San Antonio Police Negotiations Get Even More Acrimonious

SAN ANTONIO, TX &#8211 Officials with the San Antonio Police Officer’s Association Thursday said City Manager Sheryl Sculley threatened to lay-off more than 50 public safety employees in a meeting last week.

“Let me be very specific. there was absolute clarity in which she said they were going to have layoffs,” said union president Michael Helle. “(The question) was even addressed to her, ‘Are you certain that’s what you want to do?’ She said, ’Yes we will lay-off public safety.’ Not just police, fire as well.”

Sculley said that did not happen.

“The last thing I want to do is layoff a police officer or firefighter. I’m not recommending that,” she said. “I think that’s posturing by the union. They really don’t want to make any changes, they’ve made that clear to us.”

Helle said the union is willing to work with the city, but would not negotiate under the threat of layoffs.

“SAPOA will negotiate as long as it takes. If we have to pay premiums, if we have to do deductible change, we need to look at all of those things to make it right. We’re committed to do that,” he said.

The back and forth is just the latest episode in the very bitter collective bargaining negotiations between the city and police union over public safety healthcare benefits.

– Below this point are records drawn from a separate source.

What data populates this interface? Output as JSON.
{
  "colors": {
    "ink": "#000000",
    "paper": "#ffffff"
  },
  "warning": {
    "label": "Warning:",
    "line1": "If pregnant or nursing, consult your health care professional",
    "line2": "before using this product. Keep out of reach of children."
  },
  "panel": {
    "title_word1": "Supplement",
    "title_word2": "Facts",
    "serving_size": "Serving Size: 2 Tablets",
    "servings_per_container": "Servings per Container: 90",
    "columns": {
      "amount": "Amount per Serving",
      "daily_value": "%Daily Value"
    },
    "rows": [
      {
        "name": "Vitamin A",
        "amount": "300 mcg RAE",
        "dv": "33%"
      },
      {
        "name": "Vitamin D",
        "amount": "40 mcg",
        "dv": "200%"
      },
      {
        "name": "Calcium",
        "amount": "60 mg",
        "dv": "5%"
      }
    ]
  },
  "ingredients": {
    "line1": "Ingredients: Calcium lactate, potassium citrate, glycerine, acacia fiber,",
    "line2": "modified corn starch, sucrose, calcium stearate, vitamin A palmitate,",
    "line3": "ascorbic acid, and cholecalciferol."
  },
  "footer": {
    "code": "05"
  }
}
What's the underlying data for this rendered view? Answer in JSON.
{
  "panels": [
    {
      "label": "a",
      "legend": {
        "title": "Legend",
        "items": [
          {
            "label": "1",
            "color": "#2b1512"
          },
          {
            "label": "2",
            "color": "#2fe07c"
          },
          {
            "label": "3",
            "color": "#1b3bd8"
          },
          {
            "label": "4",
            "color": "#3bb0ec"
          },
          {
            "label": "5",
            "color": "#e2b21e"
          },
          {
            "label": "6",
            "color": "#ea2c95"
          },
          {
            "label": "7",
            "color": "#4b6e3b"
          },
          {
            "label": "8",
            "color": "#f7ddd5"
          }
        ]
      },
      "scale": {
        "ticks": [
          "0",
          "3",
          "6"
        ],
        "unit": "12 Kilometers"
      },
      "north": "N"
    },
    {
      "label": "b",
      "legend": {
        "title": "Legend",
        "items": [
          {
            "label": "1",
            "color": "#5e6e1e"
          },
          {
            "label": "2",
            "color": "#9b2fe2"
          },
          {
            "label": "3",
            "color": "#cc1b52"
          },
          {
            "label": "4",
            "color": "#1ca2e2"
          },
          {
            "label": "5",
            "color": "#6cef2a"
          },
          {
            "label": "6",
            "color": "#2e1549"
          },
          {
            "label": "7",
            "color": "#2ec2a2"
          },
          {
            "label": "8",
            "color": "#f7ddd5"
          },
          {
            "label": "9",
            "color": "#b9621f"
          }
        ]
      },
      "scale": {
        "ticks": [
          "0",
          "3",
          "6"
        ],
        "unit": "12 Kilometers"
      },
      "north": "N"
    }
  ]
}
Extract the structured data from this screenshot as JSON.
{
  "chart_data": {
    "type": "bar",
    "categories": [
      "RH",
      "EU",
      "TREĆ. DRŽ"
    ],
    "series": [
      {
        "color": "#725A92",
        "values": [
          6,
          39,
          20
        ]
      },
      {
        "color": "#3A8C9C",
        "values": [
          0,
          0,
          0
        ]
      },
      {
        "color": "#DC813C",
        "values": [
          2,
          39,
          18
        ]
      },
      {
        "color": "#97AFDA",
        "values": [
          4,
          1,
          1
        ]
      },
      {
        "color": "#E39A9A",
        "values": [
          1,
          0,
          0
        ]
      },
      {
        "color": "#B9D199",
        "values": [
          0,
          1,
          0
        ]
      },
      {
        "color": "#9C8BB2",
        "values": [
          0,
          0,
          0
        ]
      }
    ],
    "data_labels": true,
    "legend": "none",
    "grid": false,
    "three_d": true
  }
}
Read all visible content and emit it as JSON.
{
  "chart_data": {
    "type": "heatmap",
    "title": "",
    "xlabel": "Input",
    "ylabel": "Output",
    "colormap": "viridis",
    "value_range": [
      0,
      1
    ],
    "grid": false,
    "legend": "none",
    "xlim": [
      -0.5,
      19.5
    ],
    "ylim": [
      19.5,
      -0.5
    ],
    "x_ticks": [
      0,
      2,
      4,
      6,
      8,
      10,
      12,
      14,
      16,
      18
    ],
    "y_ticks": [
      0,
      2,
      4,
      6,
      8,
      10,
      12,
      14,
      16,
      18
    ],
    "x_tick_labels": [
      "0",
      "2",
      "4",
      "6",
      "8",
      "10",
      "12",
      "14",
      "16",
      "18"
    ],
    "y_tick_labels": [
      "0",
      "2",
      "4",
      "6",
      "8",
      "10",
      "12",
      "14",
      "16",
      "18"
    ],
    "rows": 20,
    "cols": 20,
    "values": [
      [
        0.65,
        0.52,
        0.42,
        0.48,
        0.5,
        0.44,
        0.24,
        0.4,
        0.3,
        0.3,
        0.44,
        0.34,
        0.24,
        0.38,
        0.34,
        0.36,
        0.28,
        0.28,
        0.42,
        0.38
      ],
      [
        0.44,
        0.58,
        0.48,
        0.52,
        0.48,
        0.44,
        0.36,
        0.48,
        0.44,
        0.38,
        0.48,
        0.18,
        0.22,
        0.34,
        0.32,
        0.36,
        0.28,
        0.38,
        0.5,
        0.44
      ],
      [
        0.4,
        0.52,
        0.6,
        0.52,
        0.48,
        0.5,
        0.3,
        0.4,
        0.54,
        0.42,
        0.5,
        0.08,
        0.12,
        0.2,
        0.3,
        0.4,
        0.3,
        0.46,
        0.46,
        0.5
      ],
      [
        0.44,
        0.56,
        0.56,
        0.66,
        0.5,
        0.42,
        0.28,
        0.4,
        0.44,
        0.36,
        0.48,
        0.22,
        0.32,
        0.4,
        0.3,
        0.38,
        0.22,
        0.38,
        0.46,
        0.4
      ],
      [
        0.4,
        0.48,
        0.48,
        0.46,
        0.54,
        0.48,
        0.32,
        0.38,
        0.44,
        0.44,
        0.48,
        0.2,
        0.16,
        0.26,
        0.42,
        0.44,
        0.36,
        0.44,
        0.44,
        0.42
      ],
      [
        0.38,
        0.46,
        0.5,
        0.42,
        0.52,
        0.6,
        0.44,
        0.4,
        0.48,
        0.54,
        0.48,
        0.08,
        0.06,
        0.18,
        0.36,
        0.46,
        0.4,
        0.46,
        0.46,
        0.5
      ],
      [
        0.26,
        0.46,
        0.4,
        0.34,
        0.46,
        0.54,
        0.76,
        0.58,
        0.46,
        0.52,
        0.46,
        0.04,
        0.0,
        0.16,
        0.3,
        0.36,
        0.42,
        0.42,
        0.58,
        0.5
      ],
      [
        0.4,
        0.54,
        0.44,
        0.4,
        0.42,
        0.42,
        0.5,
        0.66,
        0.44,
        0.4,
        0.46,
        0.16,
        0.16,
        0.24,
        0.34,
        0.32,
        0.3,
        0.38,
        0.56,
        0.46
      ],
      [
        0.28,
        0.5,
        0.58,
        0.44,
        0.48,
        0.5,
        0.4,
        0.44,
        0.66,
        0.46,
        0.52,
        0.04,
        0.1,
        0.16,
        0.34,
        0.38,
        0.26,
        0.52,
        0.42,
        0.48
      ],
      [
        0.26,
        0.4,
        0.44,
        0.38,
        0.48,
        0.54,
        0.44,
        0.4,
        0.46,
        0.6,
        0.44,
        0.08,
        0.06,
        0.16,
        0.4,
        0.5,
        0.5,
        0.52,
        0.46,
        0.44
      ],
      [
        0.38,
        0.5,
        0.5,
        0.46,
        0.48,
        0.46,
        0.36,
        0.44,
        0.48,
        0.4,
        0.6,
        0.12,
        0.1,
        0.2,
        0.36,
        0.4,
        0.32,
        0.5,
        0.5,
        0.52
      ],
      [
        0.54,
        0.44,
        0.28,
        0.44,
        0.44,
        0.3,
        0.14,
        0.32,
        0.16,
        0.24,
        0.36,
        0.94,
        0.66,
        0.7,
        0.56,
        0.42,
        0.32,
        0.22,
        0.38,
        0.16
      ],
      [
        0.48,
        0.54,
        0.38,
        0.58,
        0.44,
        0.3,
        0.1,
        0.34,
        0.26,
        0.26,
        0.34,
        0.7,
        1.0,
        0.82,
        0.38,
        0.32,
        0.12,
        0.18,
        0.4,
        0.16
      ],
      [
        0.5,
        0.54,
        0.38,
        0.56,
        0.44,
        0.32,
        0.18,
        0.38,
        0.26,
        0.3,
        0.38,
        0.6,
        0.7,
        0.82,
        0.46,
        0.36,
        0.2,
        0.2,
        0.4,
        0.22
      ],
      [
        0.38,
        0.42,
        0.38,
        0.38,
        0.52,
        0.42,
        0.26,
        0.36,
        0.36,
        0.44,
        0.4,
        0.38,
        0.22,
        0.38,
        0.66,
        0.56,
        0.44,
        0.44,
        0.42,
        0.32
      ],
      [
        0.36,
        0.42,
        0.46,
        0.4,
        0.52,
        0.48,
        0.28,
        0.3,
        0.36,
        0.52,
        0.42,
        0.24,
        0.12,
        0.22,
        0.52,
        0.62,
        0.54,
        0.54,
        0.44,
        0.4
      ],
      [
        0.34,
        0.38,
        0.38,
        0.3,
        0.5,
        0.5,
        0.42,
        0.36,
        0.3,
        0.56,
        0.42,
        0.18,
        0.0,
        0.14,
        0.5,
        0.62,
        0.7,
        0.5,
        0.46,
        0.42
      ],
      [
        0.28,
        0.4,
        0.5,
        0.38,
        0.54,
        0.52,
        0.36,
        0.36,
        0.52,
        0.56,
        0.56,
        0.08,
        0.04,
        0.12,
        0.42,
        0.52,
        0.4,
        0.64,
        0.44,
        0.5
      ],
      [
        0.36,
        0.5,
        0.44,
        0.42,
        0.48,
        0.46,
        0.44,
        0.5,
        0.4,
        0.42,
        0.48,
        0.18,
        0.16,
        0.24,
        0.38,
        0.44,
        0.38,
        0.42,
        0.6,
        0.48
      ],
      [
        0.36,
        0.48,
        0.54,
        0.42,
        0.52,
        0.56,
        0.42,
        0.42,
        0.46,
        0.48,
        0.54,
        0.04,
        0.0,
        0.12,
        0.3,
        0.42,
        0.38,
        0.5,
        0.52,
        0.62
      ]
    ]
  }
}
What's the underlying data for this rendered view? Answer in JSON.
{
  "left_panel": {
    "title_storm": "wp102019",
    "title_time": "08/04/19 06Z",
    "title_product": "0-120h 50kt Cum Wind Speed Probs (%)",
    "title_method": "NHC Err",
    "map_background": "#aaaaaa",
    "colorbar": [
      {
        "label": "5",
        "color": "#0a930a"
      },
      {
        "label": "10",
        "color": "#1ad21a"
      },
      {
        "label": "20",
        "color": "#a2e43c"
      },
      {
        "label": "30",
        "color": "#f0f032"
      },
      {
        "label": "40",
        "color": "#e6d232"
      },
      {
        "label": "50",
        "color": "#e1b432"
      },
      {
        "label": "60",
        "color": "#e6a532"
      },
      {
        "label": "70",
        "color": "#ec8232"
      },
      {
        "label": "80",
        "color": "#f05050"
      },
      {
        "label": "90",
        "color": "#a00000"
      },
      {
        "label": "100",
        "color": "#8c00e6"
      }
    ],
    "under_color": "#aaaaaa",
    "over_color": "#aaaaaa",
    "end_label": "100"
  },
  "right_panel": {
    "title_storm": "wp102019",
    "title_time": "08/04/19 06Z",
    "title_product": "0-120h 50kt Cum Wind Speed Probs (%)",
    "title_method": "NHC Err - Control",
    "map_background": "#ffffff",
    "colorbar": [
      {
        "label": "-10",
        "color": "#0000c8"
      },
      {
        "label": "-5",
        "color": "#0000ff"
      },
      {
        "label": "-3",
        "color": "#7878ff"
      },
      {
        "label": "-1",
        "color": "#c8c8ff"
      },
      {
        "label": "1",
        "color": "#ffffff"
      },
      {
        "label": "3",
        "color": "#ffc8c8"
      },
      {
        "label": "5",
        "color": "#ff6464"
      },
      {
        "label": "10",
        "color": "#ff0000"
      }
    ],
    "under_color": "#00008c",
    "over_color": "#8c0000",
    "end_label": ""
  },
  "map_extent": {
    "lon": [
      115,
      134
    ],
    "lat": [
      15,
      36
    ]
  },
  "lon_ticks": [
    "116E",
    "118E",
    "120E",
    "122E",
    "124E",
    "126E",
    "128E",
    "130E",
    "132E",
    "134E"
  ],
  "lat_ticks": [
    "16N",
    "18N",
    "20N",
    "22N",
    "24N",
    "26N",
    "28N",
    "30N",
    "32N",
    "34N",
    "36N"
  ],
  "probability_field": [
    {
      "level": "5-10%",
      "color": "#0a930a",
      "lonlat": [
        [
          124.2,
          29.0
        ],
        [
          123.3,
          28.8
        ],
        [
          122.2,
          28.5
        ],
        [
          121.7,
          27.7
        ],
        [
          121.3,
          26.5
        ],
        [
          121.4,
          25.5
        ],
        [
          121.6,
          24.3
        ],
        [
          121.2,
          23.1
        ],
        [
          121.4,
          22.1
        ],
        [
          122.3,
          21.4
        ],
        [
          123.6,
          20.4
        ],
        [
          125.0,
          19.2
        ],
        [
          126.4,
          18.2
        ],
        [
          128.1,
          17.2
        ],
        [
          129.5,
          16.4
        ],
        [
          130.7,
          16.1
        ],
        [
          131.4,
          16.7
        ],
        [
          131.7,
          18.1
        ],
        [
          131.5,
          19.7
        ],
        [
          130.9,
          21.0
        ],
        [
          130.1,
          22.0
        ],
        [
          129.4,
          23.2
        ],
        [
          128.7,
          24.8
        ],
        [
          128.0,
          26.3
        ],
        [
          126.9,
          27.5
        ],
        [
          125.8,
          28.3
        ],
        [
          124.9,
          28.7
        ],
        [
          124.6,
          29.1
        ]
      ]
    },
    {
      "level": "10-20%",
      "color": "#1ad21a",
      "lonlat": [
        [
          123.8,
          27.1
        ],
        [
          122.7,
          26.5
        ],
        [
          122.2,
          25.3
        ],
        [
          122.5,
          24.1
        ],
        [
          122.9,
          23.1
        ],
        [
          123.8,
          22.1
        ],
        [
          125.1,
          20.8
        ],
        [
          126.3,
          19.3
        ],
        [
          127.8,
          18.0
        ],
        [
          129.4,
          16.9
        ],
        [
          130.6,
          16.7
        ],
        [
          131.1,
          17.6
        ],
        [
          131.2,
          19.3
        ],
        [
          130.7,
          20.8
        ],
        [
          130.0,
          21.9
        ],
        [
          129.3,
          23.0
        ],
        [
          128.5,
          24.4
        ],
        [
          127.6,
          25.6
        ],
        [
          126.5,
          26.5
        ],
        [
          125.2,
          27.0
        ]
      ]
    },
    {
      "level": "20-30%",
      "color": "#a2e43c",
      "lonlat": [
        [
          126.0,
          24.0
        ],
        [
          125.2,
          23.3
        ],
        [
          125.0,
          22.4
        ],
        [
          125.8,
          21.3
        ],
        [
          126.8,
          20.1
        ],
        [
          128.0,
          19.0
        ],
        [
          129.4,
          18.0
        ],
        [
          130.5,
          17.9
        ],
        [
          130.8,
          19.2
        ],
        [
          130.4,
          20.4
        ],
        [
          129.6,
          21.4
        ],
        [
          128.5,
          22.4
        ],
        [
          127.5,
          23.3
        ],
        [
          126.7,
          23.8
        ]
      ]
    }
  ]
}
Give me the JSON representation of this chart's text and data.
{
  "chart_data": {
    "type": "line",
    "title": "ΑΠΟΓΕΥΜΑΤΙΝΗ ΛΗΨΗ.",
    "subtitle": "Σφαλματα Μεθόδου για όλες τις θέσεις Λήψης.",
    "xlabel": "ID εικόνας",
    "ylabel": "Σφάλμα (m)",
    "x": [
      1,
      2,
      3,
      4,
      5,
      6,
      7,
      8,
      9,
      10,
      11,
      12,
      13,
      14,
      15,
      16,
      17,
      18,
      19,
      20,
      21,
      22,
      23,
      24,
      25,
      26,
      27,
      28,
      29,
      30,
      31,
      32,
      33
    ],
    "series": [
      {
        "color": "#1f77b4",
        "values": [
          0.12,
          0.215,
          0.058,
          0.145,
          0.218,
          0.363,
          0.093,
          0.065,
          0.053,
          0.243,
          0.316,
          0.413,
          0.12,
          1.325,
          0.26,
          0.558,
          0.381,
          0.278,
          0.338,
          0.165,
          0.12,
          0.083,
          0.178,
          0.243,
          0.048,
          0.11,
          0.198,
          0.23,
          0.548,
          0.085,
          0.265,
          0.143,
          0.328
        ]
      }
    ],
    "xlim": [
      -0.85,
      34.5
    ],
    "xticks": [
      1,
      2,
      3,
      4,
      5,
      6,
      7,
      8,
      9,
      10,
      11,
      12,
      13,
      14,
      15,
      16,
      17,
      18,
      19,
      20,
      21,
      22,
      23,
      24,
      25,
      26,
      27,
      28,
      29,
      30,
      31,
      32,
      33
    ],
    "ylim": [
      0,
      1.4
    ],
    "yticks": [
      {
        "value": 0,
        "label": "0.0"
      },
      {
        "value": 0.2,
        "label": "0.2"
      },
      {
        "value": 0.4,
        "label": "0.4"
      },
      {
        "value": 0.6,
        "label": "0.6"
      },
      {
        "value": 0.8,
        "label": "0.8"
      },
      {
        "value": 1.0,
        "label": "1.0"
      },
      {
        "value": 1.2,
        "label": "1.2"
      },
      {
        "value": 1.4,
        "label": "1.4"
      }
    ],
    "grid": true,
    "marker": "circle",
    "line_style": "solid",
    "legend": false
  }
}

The city wants to bring the cost of uniformed healthcare benefits down to civilian levels. The city currently pays approximately $12,000 per officer annually for healthcare. The civilian plan costs only $7,000 per employee.

Helle said Sculley threatened to layoff between 60 to 75 officers.

“That would be catastrophic. Our guys are already shorthanded as it is out there,” he said. “You’re taking resources that are valuable right now to the community and you’re going to remove them? Who’s going to do the work?”

Sculley said her budget recommendations, which she will present to the city council on August 7, only call for changes to public safety healthcare.

“My budget will include changes in healthcare and does not include a recommendation to lay-off any public safety personnel,” she said.

When asked if that included both civilian and uniformed personnel Sculley said, “I’m not recommending layoffs for anybody.”

Helle said the city is also considering a lawsuit over the 10-year evergreen clause in the union’s current collective bargaining agreement, but Sculley said a decision has not been finalized.

“Typically (an evergreen clause) is 90 days or six months. Ten years we believe is unconstitutional,” Sculley said. “It’s certainly contrary to public policy, but there have been no decisions about whether or not to take legal action.”

Both sides are currently studying a city proposal that would bring the cost of uniformed healthcare somewhere between the civilian and uniformed plan, but there are currently no scheduled meetings.